On rentre dans une bataille beaucoup plus classique. Les Russes ont annoncé il y a trois semaines qu’ils allaient concentrer leurs efforts sur le Donbass. Cela signifie, sur le plan militaire, abandonner les attaques qui avaient lieu à Kiev et dans le Nord. A présent, dans le Donbass, il va s’agir d’affronter l’armée ukrainienne qui est préparée depuis 2014 à cette confrontation. Pour cela, les Russes vont à la fois utiliser l’artillerie pour écraser les défenses de leurs ennemis ukrainiens mais aussi provoquer des percées pour morceler ces derniers. Enfin, les forces armées de Moscou vont essayer de contourner, via un mouvement partant du Nord vers le Sud, l’armée de Volodymyr Zelensky afin de la couper des renforts venant de l’Ouest.

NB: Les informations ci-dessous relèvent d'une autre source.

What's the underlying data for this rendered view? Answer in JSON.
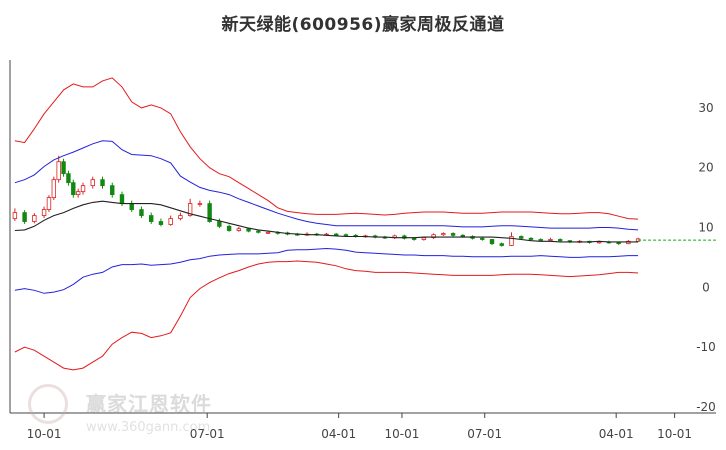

Pourquoi craint-on autant cette bataille ?
Parce que tous les moyens Russes y sont concentrés. Cela signifie beaucoup d’artilleries lourdes et donc beaucoup de pertes. Mais cette « bataille du Donbass » est également une phase finale pour les Russes. A la suite de cette opération, soit le président Vladimir Poutine crie victoire soit c’est le président Volodymyr Zelensky qui le fait. Mais l’un des deux ressortira vainqueur.
Cette « bataille du Donbass » va-t-elle durer plusieurs jours, comme l’a affirmé Kiev ?
Elle peut même durer bien plus. Tout le monde a en tête le fait que Vladimir Poutine souhaite une victoire avant la date symbolique du 9 mai [fête patriotique russe], soit dans deux semaines et demie. Après est-ce qu’il y parviendra ? Je n’en sais rien. Et est-ce que cette date du 9 mai est vraiment réelle ? Je n’en sais rien non plus.
L’Ukraine est-elle en mesure de résister militairement au combat dans l’Est ?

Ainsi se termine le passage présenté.